Peat

TL;DR. This ingredient is mainly a skin-conditioning and absorbent material in masks, bath products, soaps, and mud-style treatments. It adds earthy texture, helps hold water, and can leave a temporary soft, cushioned feel on skin.

What does Peat do in a cosmetic formula?

This ingredient is mainly a skin-conditioning and absorbent material in masks, bath products, soaps, and mud-style treatments. It adds earthy texture, helps hold water, and can leave a temporary soft, cushioned feel on skin.

Is Peat clean?

It is not commonly singled out on clean-beauty restricted lists, and the main scrutiny is quality control. Microbial load, heavy metals, and combustion-related residues can vary by deposit, so supplier testing matters.

Is Peat sustainable?

It comes from waterlogged, decomposed plant matter that forms over centuries to millennia. Extraction can disturb wetland habitats and release stored carbon, which is the main DARE caveat despite its natural origin.

Is Peat COSMOS-approved?

It may be eligible under COSMOS-natural as a naturally occurring, physically processed material when it meets purity and documentation requirements. Its Green Chemistry fit is mixed because it is not meaningfully renewable on human time scales, even though it is minimally processed.

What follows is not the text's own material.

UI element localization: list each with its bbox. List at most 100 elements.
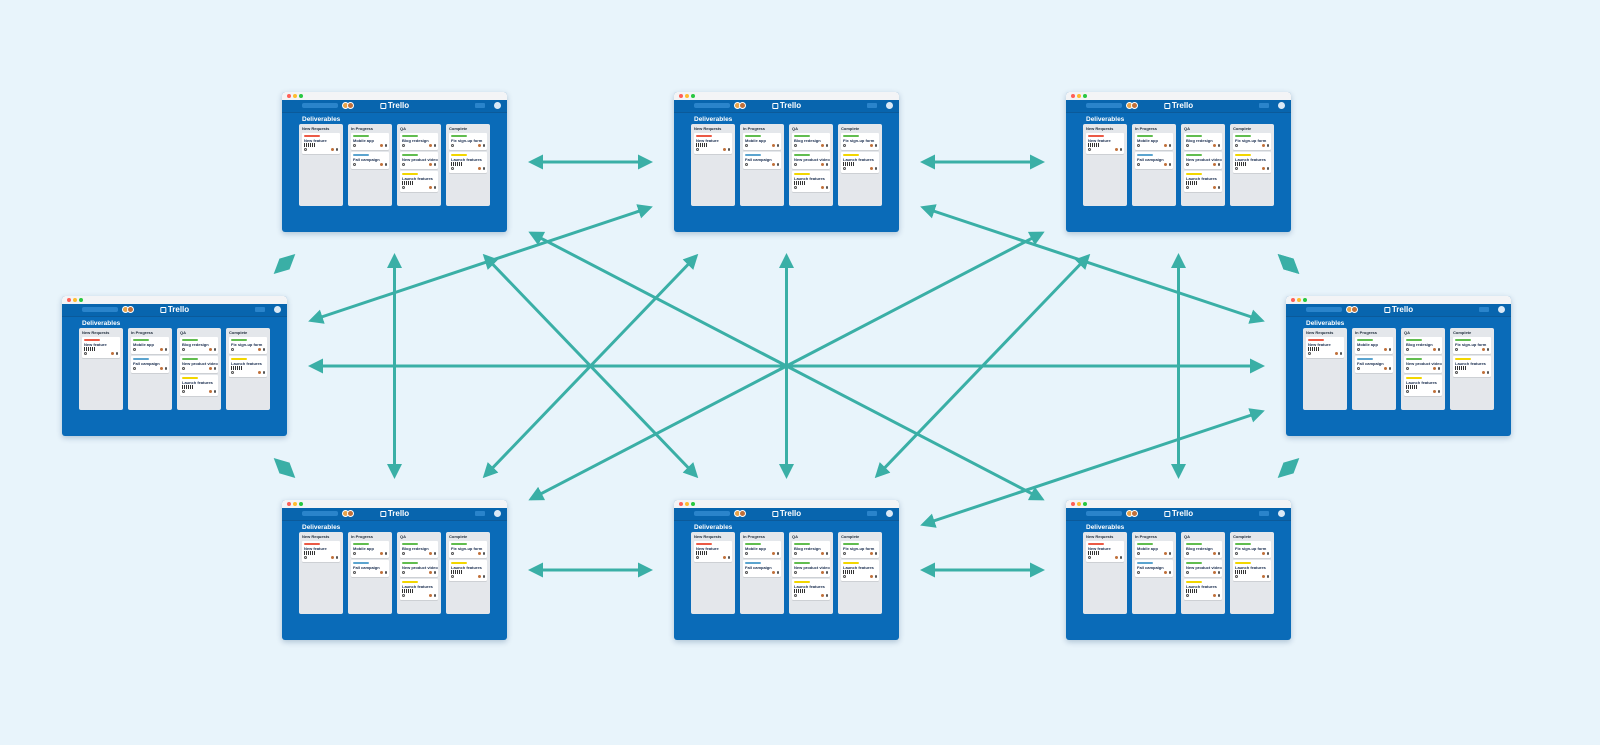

How does Peat work chemically?

This material is a heterogeneous organic matrix rich in humic and fulvic substances, lignin fragments, waxes, minerals, and water-binding matter rather than a single molecule. It is generally used as a dispersed solid or slurry, often with acidic to mildly acidic character around pH 3.5 to 6.5, and formulators rely on preservation plus lot-specific testing for ash, microbes, metals, and color variation.